En moins de quarante-huit heures, deux réquisitoires ont été adressés par le procureur général près la Cour de cassation contre le ministre d’État à la Justice, Constant Mutamba. Le premier concerne un soupçon de détournement de fonds publics, le second vise des propos tenus publiquement par le ministre, jugés outranciers envers la magistrature. En retour, les proches du ministre évoquent un précédent : la mise en cause, en novembre 2024, du même procureur général, Firmin Mvonde, dans une affaire immobilière à Bruxelles. Ce duel peu commun entre deux figures majeures de la justice congolaise ne se résume pas à une querelle de personnes : il révèle des fractures profondes au sein de l’appareil judiciaire.
L’origine du conflit semble remonter à l’automne 2024. À cette époque, Constant Mutamba interpelle publiquement le procureur général sur l’acquisition d’un immeuble dans la capitale belge, pour un montant estimé à 910 000 dollars. L’information, révélée par le média Africa Intelligence, concerne un bien situé dans le quartier résidentiel de Mutsaard. Le parquet ne donnera pas de suite officielle à cette interpellation, mais l’initiative du ministre marque un tournant. Elle jette une lumière crue sur les relations déjà tendues entre le ministère et le parquet général, et inaugure une série de confrontations désormais publiques.

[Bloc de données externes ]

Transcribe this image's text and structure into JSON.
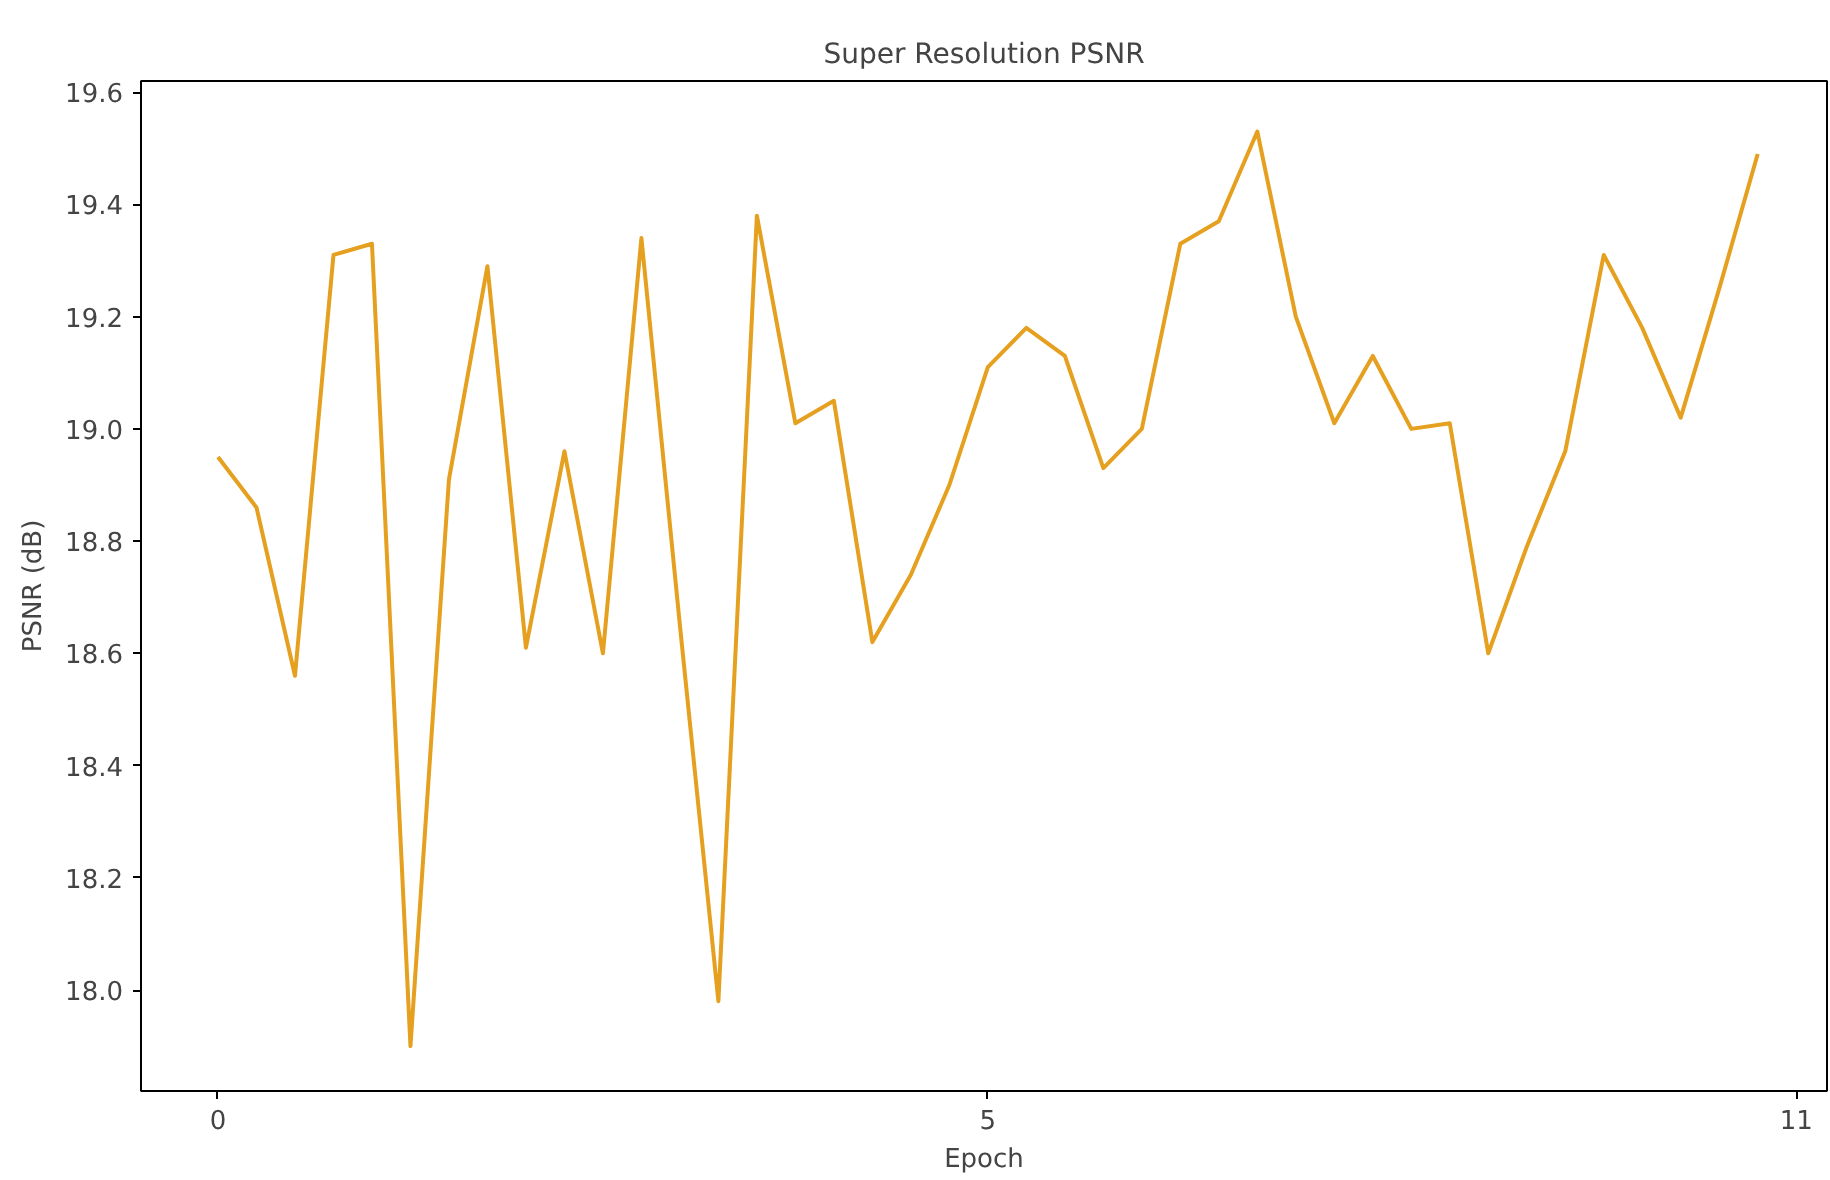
{
  "chart_data": {
    "type": "line",
    "title": "Super Resolution PSNR",
    "xlabel": "Epoch",
    "ylabel": "PSNR (dB)",
    "categories": [
      "0",
      null,
      null,
      null,
      null,
      null,
      null,
      null,
      null,
      null,
      null,
      null,
      null,
      null,
      null,
      null,
      null,
      null,
      null,
      null,
      "5",
      null,
      null,
      null,
      null,
      null,
      null,
      null,
      null,
      null,
      null,
      null,
      null,
      null,
      null,
      null,
      null,
      null,
      null,
      null,
      null,
      "11"
    ],
    "series": [
      {
        "color": "#e6a020",
        "values": [
          18.95,
          18.86,
          18.56,
          19.31,
          19.33,
          17.9,
          18.91,
          19.29,
          18.61,
          18.96,
          18.6,
          19.34,
          18.65,
          17.98,
          19.38,
          19.01,
          19.05,
          18.62,
          18.74,
          18.9,
          19.11,
          19.18,
          19.13,
          18.93,
          19.0,
          19.33,
          19.37,
          19.53,
          19.2,
          19.01,
          19.13,
          19.0,
          19.01,
          18.6,
          18.79,
          18.96,
          19.31,
          19.18,
          19.02,
          19.25,
          19.49,
          null
        ]
      }
    ],
    "ylim": [
      17.82,
      19.62
    ],
    "yticks": [
      {
        "value": 18,
        "label": "18.0"
      },
      {
        "value": 18.2,
        "label": "18.2"
      },
      {
        "value": 18.4,
        "label": "18.4"
      },
      {
        "value": 18.6,
        "label": "18.6"
      },
      {
        "value": 18.8,
        "label": "18.8"
      },
      {
        "value": 19,
        "label": "19.0"
      },
      {
        "value": 19.2,
        "label": "19.2"
      },
      {
        "value": 19.4,
        "label": "19.4"
      },
      {
        "value": 19.6,
        "label": "19.6"
      }
    ],
    "grid": false,
    "line_style": "solid"
  }
}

Une escalade judiciaire sans précédent
C’est dans ce climat déjà délétère qu’interviennent les deux réquisitoires adressés à l’Assemblée nationale, les 29 et 30 mai 2025. Le premier vise une affaire de gestion de fonds publics destinés à la construction d’une nouvelle prison centrale à Kisangani. Le second concerne des propos tenus par le ministre lors d’une prise de parole, le 26 mai, devant le siège de son ministère. Constant Mutamba y évoquait un « complot judiciaire tribal », dénonçait « un clan mafieux » dans la magistrature, et affirmait que les attaques contre sa personne visaient, en réalité, « le président de la République, Fatshi Béton ».
Des accusations graves, que le réquisitoire du parquet général énumère en détail, y voyant des infractions pénales telles qu’outrage à magistrat, injures publiques, menaces, ou provocation à des actes répréhensibles. Les articles 75, 135, 136 et 159 du Code pénal congolais sont invoqués pour appuyer la demande d’instruction. En réponse, une commission spéciale de l’Assemblée nationale a été constituée pour évaluer la recevabilité du deuxième réquisitoire, le premier ayant déjà franchi cette étape.
Réformes ou règlements de comptes ?
L’affaire interroge sur la frontière parfois ténue entre une volonté de réforme et une lutte d’influence. Figure ascendante de la majorité présidentielle, Constant Mutamba avait annoncé dès sa nomination sa volonté de « nettoyer les écuries d’Augias » d’une justice soupçonnée de clientélisme et d’allégeances tribales. Ses adversaires le décrivent en revanche comme un ministre clivant, volontiers provocateur, dont les méthodes interrogent sur le respect des équilibres institutionnels.
Firmin Mvonde, pour sa part, est considéré comme l’un des hauts magistrats influents du pays. Sa longévité à la tête du parquet, son silence sur les accusations le visant, mais aussi son activisme procédural à l’encontre du ministre, nourrissent les hypothèses d’un affrontement où chacun chercherait à conserver, voire à élargir, son périmètre de pouvoir.
Le risque d’une politisation
Au-delà des personnes, c’est le fonctionnement même de la justice congolaise qui se trouve fragilisé. Plusieurs observateurs s’inquiètent d’un usage sélectif des procédures, au gré des rivalités politiques. Les appels à une enquête indépendante sur le patrimoine de Firmin Mvonde, comme sur les allégations visant Constant Mutamba, se multiplient dans les milieux juridiques, sans encore susciter de réponse institutionnelle claire.
Le risque, dans un tel contexte, est celui d’un double discrédit. Discrédit sur la capacité de l’État à garantir une justice impartiale. Discrédit, aussi, sur la crédibilité des réformes engagées au nom de l’État de droit.
Dans un pays encore marqué par une culture de la défiance envers ses institutions, l’affaire Mutamba-Mvonde pourrait bien cristalliser un moment de bascule.
Car si la réforme de la justice ne peut venir que de l’intérieur, encore faut-il que ceux qui en détiennent les leviers s’engagent sincèrement sur cette voie, en assumant les exigences de transparence, de responsabilité et de remise en question qu’elle implique.